Sebelum Gus Baha menggemparkan medsos, NU seakan berada pada “titik nadir”. Khususnya di dunia maya (medsos). Beberapa tahun, NU di-bully habis-habisan oleh para ustadz medsos. Melalui berbagai saluran, termasuk televisi, mereka memborbardir NU bertubi-tubi.
Amalan-amalan warga NU yang merupakan persenyawaan antara budaya Nusantra-Islam, dihabisi dengan lebel syirik, bid’ah dan sesat. Para pengurus NU, khususnya ketua umum PB NU KH Said Aqiel Siradj didelegitimasi keulamaannya.

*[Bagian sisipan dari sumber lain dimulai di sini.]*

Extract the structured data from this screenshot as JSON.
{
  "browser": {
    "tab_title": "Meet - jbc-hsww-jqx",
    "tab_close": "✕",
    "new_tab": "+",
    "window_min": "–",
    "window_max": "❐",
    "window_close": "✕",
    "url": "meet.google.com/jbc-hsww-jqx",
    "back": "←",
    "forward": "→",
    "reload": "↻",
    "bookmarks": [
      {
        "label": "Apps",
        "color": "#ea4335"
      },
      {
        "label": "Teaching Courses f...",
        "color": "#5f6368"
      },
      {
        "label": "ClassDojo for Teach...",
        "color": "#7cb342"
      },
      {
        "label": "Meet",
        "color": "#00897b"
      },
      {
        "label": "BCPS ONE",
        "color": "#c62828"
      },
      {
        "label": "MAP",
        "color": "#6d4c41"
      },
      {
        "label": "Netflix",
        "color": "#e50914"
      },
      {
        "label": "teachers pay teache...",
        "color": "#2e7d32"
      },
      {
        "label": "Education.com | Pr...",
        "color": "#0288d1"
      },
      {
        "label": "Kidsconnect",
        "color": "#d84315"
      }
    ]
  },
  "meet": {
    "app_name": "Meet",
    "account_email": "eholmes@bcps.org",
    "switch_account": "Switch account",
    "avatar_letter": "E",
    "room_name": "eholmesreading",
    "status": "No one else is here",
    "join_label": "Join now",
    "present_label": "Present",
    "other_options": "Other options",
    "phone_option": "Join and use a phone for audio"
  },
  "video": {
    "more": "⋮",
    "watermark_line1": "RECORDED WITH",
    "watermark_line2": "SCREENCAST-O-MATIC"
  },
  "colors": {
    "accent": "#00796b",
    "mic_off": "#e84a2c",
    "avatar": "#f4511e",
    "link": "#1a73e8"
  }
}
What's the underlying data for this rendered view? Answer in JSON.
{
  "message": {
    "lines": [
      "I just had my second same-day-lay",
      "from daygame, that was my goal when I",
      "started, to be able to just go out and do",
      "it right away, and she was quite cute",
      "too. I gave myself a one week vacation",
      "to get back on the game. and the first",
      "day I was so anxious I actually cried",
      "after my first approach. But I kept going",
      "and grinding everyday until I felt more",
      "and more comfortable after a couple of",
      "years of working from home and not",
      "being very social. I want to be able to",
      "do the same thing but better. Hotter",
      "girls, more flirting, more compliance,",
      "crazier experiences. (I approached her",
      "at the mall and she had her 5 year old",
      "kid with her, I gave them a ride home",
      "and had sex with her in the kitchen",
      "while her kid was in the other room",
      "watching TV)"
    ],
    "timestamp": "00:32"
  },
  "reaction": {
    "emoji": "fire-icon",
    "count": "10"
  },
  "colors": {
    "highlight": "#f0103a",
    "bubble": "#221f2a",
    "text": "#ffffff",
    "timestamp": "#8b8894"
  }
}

Kiai Said yang alumni pesantren Lirboyo dan doktor dari Universitas Umul Qura, Makkah itu, dianggap kalah ilmu dengan para ustadz medsos itu.
Beberapa tahun sebelumnya, yang menjadi objek bulliyan adalah Gus Dur. Berbagai persepsi negatif disematkan ke mantan presiden ini.
Menghadapi gempuran ustadz medsos yang begitu masif itu, NU seperti tidak berdaya. Beberapa ulama muda NU, mencoba melawan serangan itu lewat medsos. Namun, belum membuahkan hasil signifikan. Opini masih di tangan penyerang. Televisi pun masih dikuasai ustadz medsos. Pengajian yang tersaji di layar kaca, mayoritas tidak sejalan dengan amaliyah NU.
Seiring dengan itu, khususnya 10 tahun di era kepemimpinan Susilo Bambang Yudhoyono, kelompok Islam formalis mendapatkan momentum untuk berkembang. Oleh SBY mereka dirangkul masuk di pemerintahan. Momentum ini, menjadikan mereka mengalami perkembangan sangat pesat. Khususnya di bidang IT dan ekonomi.
Melalui penguasaan IT dan ekonomi ini, mereka menawarkan corak keislaman baru yang diklaimnya lebih murni. Lebih islami. Budaya-budaya Timur Tengah seperti berjenggot, berjubah, bercadar, dll. secara massif dikampanyekan. Bersamaan dengan itu, mereka menggugat amalan-amalan keislaman yang merupakan persenyawaan budaya lokal-Islam.
Gerakan ini menjadi trand baru. Para pesohor ibu kota, khususnya artis banyak yang “berhijrah”. Artis cowok yang awalnya klimis, mendadak berjenggot lebat. Baju ketat dan celana casual yang sebelumnya akrab dengan tubuhnya, mendadak diganti jubah. Nama yang semula bernuansa nusantara, diganti menjadi kearab-araban.
Begitu juga dengan artis ceweknya. Mereka yang semula rajin memamerkan tubuh, mendadak berhijab. Sebagian malah bercadar.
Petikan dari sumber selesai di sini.